The W G Hoskins Lecture 1996
‘Over the Hedge or Chance in Research’ presented by Maurice Beresford.
The seventh Hoskins lecture
18 May 1996
The seventh W.G. Hoskins lecture was given in the hall of St Crispin’s School on Saturday, 18th May 1996, to a record audience. The speaker was Maurice Beresford and his subject was ‘Over the hedge or chance in research’. A black and white slide of a young W.G. Hoskins (‘William’) and Finberg (‘Herbert’) on a field trip, lost, and poring over an Ordnance Survey map, greeted the audience as they took their seats. It was re-assuring to see our mentors in such a familiar predicament. With more slides, a tape of a BBC programme of 1953 with Hoskins and himself discussing deserted villages and an entertaining commentary, Maurice Beresford took us on an autobiographical field trip of great historiographical interest.

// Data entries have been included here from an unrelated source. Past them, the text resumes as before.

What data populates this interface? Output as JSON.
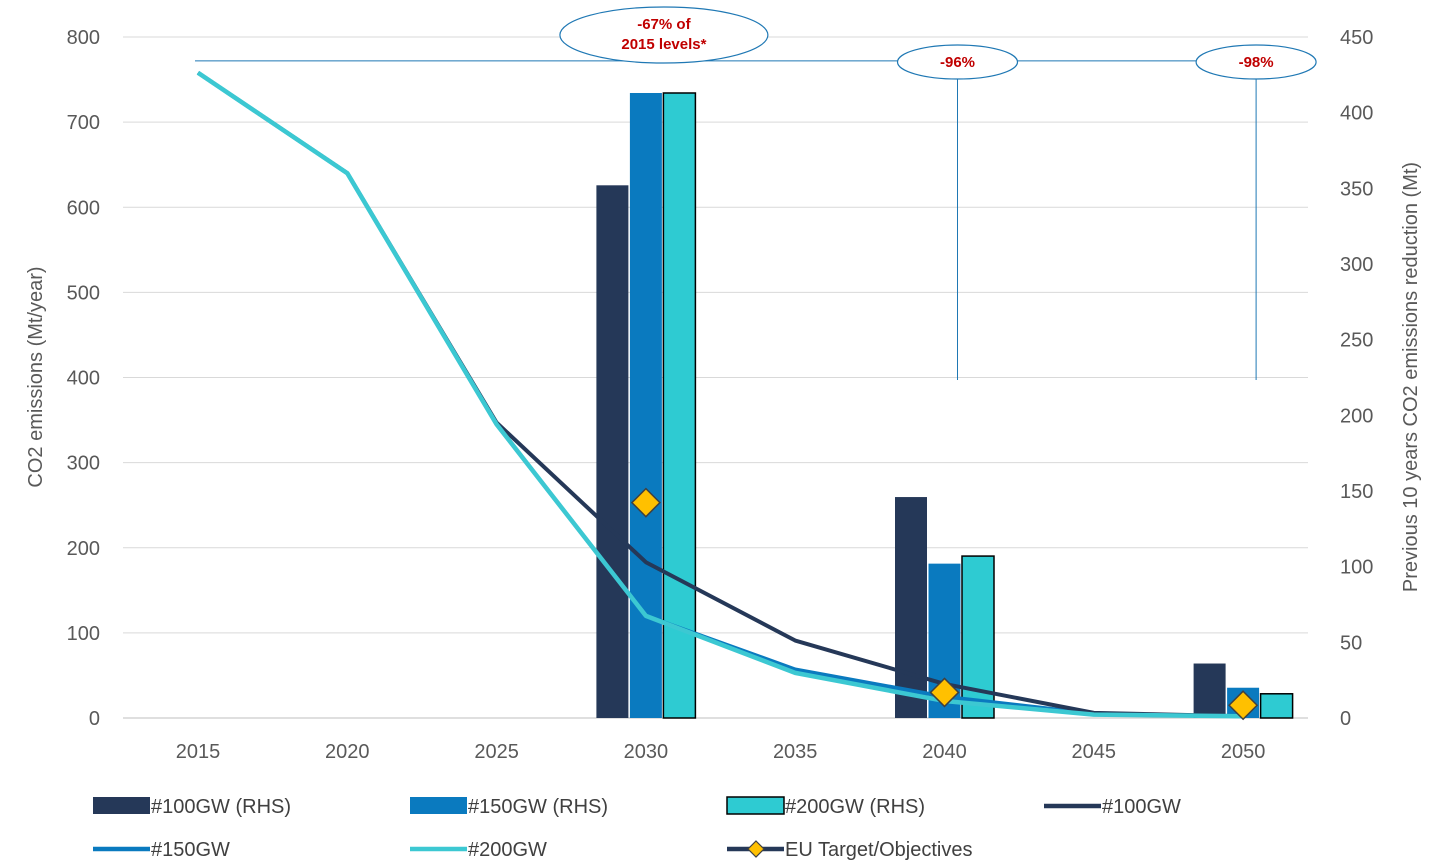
{
  "chart_data": {
    "type": "bar+line",
    "title": "",
    "x": [
      2015,
      2020,
      2025,
      2030,
      2035,
      2040,
      2045,
      2050
    ],
    "x_ticks": [
      "2015",
      "2020",
      "2025",
      "2030",
      "2035",
      "2040",
      "2045",
      "2050"
    ],
    "ylabel": "CO2 emissions (Mt/year)",
    "ylim": [
      0,
      800
    ],
    "y_ticks": [
      "0",
      "100",
      "200",
      "300",
      "400",
      "500",
      "600",
      "700",
      "800"
    ],
    "y2label": "Previous 10 years CO2 emissions reduction (Mt)",
    "y2lim": [
      0,
      450
    ],
    "y2_ticks": [
      "0",
      "50",
      "100",
      "150",
      "200",
      "250",
      "300",
      "350",
      "400",
      "450"
    ],
    "grid": true,
    "legend_position": "bottom",
    "bar_series": [
      {
        "name": "#100GW (RHS)",
        "axis": "right",
        "color": "#253858",
        "x": [
          2030,
          2040,
          2050
        ],
        "values": [
          352,
          146,
          36
        ]
      },
      {
        "name": "#150GW (RHS)",
        "axis": "right",
        "color": "#0a7abf",
        "x": [
          2030,
          2040,
          2050
        ],
        "values": [
          413,
          102,
          20
        ]
      },
      {
        "name": "#200GW (RHS)",
        "axis": "right",
        "color": "#2ecbd2",
        "outline": "#000000",
        "x": [
          2030,
          2040,
          2050
        ],
        "values": [
          413,
          107,
          16
        ]
      }
    ],
    "line_series": [
      {
        "name": "#100GW",
        "axis": "left",
        "color": "#253858",
        "values": [
          758,
          640,
          347,
          183,
          91,
          40,
          6,
          2
        ]
      },
      {
        "name": "#150GW",
        "axis": "left",
        "color": "#0a7abf",
        "values": [
          758,
          640,
          345,
          120,
          57,
          25,
          5,
          2
        ]
      },
      {
        "name": "#200GW",
        "axis": "left",
        "color": "#3cc8d2",
        "values": [
          758,
          640,
          345,
          120,
          53,
          20,
          4,
          2
        ]
      }
    ],
    "markers": {
      "name": "EU Target/Objectives",
      "axis": "left",
      "color": "#ffc000",
      "points": [
        {
          "x": 2030,
          "y": 253
        },
        {
          "x": 2040,
          "y": 30
        },
        {
          "x": 2050,
          "y": 15
        }
      ]
    },
    "reference_line": {
      "axis": "left",
      "value": 772,
      "color": "#1f78b4"
    },
    "callouts": [
      {
        "x": 2030,
        "lines": [
          "-67% of",
          "2015 levels*"
        ]
      },
      {
        "x": 2040,
        "lines": [
          "-96%"
        ]
      },
      {
        "x": 2050,
        "lines": [
          "-98%"
        ]
      }
    ]
  }
}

He described the series of’ ‘chances’ which shaped his career, from the accident of attending a school where geography was taught so badly that he would have had no chance of achieving the examination results to study his favourite subject at university, through an almost accidental introduction to fieldwork from John Saltmarsh, to the extreme good fortune of living in Sutton Coldfield, so that an undergraduate vacation essay on the history of his home area could be a survey of a classic infield-outfield system and form the basis of a published paper in the Economic History Review in 1943 on what was then a brand-new area of study. Many of us must have envied him the apparent ease with which publishers accepted work from young and relatively unknown academics back in the 1940’s and 50’s, despite the horror story of a publisher’s reader who refused to accept theories about deserted mediaeval villages which overturned the received wisdom of her undergraduate days. The bibliophiles amongst us were advised to look out for one of his rare early works The Hedge and the Plough, published by Rugby Borough Library in 1947, and now a collector’s item.
Beresford talked about his work at Bittesby, his first meetings with Hoskins, and an early attempt at archaeological excavation at Stretton Baskerville in Warwickshire. He explained the series of chances which led him to start work at Wharram Percy: a BBC interview about the Black Death in which he mentioned Wharram Percy as an example of a deserted medieval village, followed by a letter from the schoolmaster at nearby Settringham who knew Lord Middleton, owner of the land on which the site stood, and was able to secure permission for the excavation, and who also offered his schoolroom as summer accommodation for the diggers. This combination of opportunity created an excavation which began in 1950 and continued until 1990. He moved on to talk about his research on new planted towns of the Middle Ages, and explained disarmingly that his work on towns in France was the result of ‘sheer lust for finding an interesting way of spending the rest of the summer when I wasn’t at Wharram’. We suspected there was more to it than that. He also described, with relish, and apparent surprise, a series of chance meetings in recent years with students and helpers from his early days. Given his expansive personality, it did not seem so surprising that people who had once known him, but whose careers had gone in different directions, should choose to meet him again when the opportunity arose.
It was an assured performance, enlivened by anecdote and dry humour, and an evident appreciation of his good fortune in having been in the right places at the right times. ‘Ignorance’ he told us, ‘is a very good beginning’. It was clear that for Maurice Beresford it was a very good beginning indeed. The afternoon concluded, as usual, with an immense tea and a book sale in Marc Fitch House.
From an original report by Pam Inder.